How do I get tested for low testosterone?

A blood sample taken before 10 am is used to measure testosterone levels. If the first sample is low, a second sample is taken to confirm the low level, and additional testing for causes of low testosterone is included. LH, FSH, prolactin, and iron studies are commonly included in the assessment.

What treatment options are available for low testosterone?

The Men’s Health Center offers a number of treatment options for low testosterone. Topical gels, creams, or patches may be prescribed and applied daily by the patient. Some patients opt for testosterone cypionate injections, which are self-administered at home. An in-office teaching session with the RN/NP would be scheduled to teach the patient or a responsible party appointed by the patient on how to self-inject. After completion of the teaching session, patients will self-administer injections either weekly or biweekly. Testopel, or testosterone pellets may also be implanted under the skin by way of a small incision.

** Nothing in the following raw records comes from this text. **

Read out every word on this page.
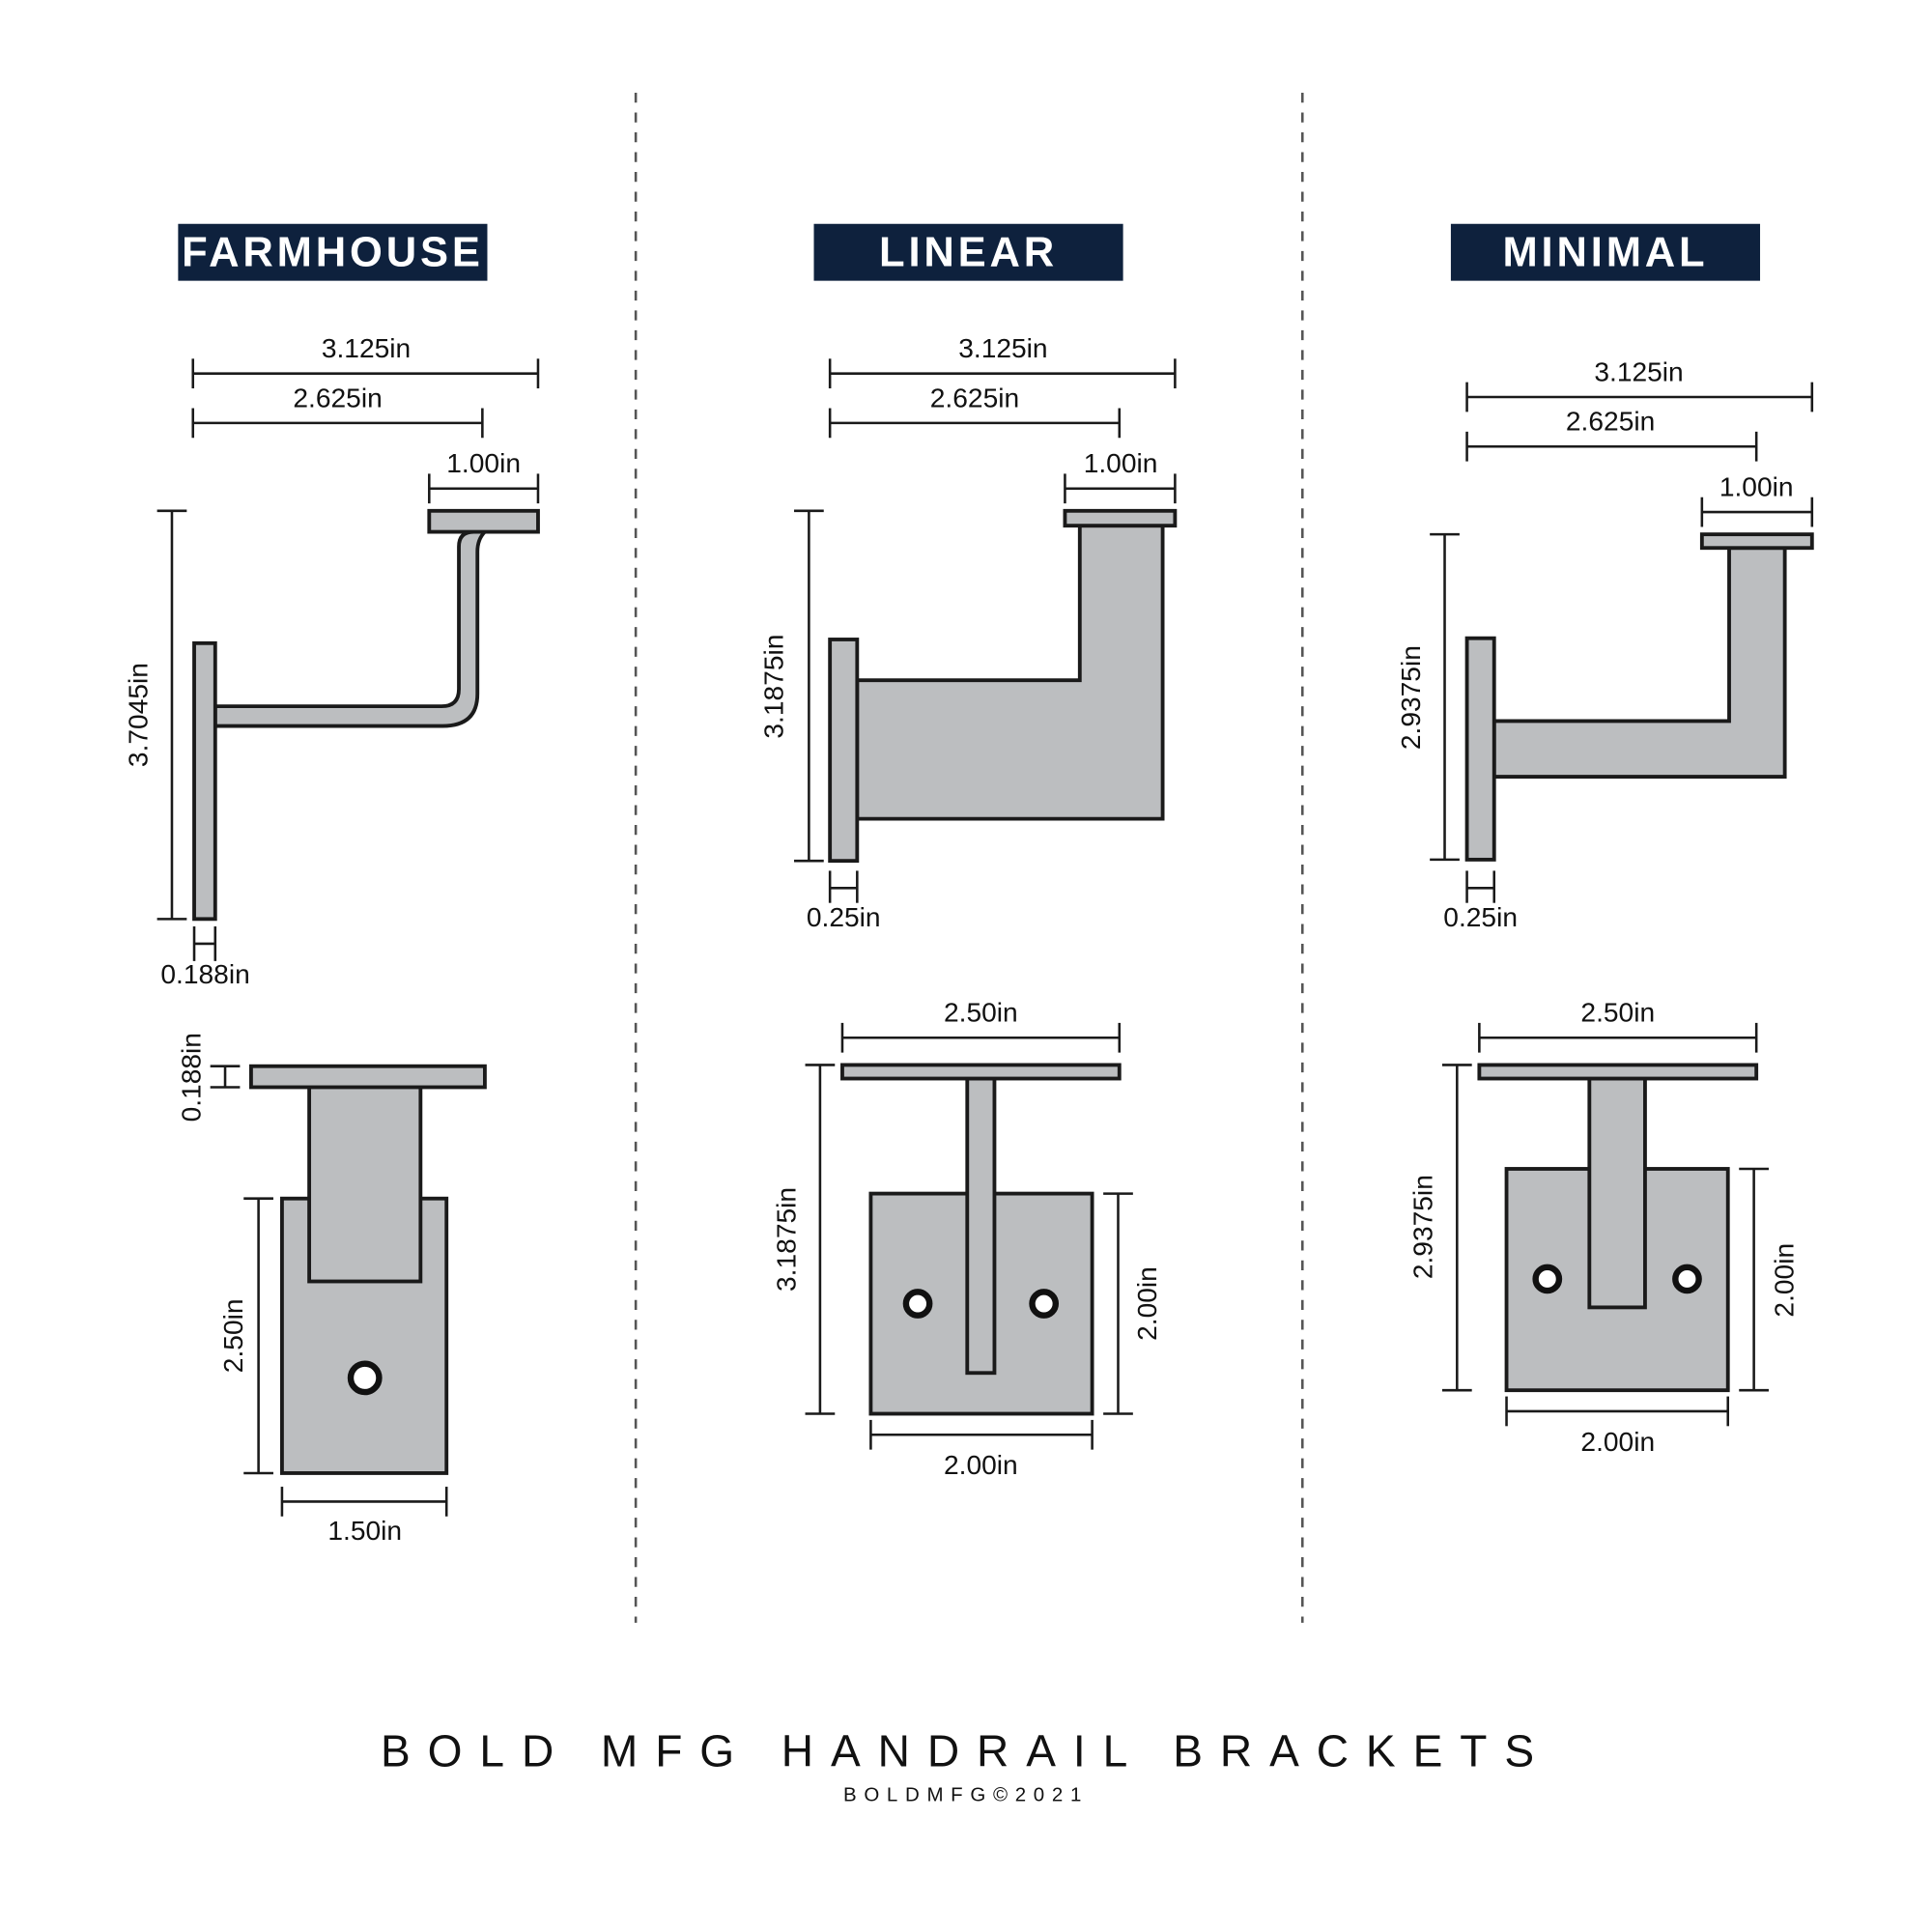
FARMHOUSE
3.125in
2.625in
1.00in
3.7045in
0.188in
0.188in
2.50in
1.50in
LINEAR
3.125in
2.625in
1.00in
3.1875in
0.25in
2.50in
3.1875in
2.00in
2.00in
MINIMAL
3.125in
2.625in
1.00in
2.9375in
0.25in
2.50in
2.9375in
2.00in
2.00in
BOLD MFG HANDRAIL BRACKETS
BOLDMFG©2021
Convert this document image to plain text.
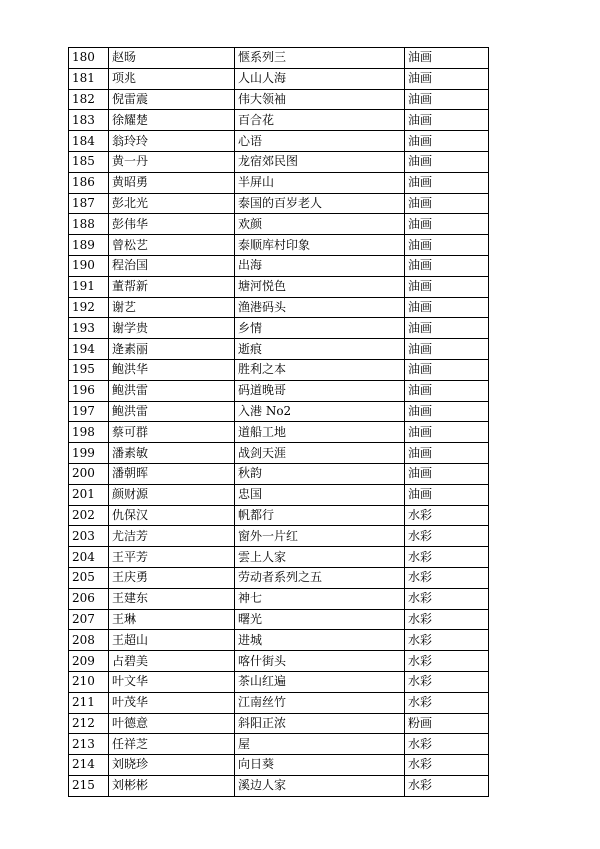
180	赵旸	惬系列三	油画
181	项兆	人山人海	油画
182	倪雷震	伟大领袖	油画
183	徐耀楚	百合花	油画
184	翁玲玲	心语	油画
185	黄一丹	龙宿郊民图	油画
186	黄昭勇	半屏山	油画
187	彭北光	泰国的百岁老人	油画
188	彭伟华	欢颜	油画
189	曾松艺	泰顺库村印象	油画
190	程治国	出海	油画
191	董帮新	塘河悦色	油画
192	谢艺	渔港码头	油画
193	谢学贵	乡情	油画
194	逄素丽	逝痕	油画
195	鲍洪华	胜利之本	油画
196	鲍洪雷	码道晚哥	油画
197	鲍洪雷	入港 No2	油画
198	蔡可群	道船工地	油画
199	潘素敏	战剑天涯	油画
200	潘朝晖	秋韵	油画
201	颜财源	忠国	油画
202	仇保汉	帆都行	水彩
203	尤洁芳	窗外一片红	水彩
204	王平芳	雲上人家	水彩
205	王庆勇	劳动者系列之五	水彩
206	王建东	神七	水彩
207	王琳	曙光	水彩
208	王超山	进城	水彩
209	占碧美	喀什街头	水彩
210	叶文华	茶山红遍	水彩
211	叶茂华	江南丝竹	水彩
212	叶德意	斜阳正浓	粉画
213	任祥芝	屋	水彩
214	刘晓珍	向日葵	水彩
215	刘彬彬	溪边人家	水彩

Testopel procedures are usually performed every three to four months. The latest addition to treatment options offered at the Men’s Health Center is AVEED (testosterone undecanoate). AVEED delivers long- acting testosterone therapy, which requires only five injections per year after the first month of therapy.

What are the advantages of AVEED over other medications?

AVEED is longer-acting testosterone therapy. The initial AVEED injection is administered on day one, with the next injection in four weeks, and then injections are administered every 10 weeks. Patients begin to notice the effects after the first injection. With AVEED, the patient does not have to worry about the daily application of a medication, transference of the medication to another person, or frequent injection appointments. With any testosterone replacement therapy, laboratory values, including bioavailable testosterone, hemoglobin and hematocrit, and PSA values will be monitored regularly.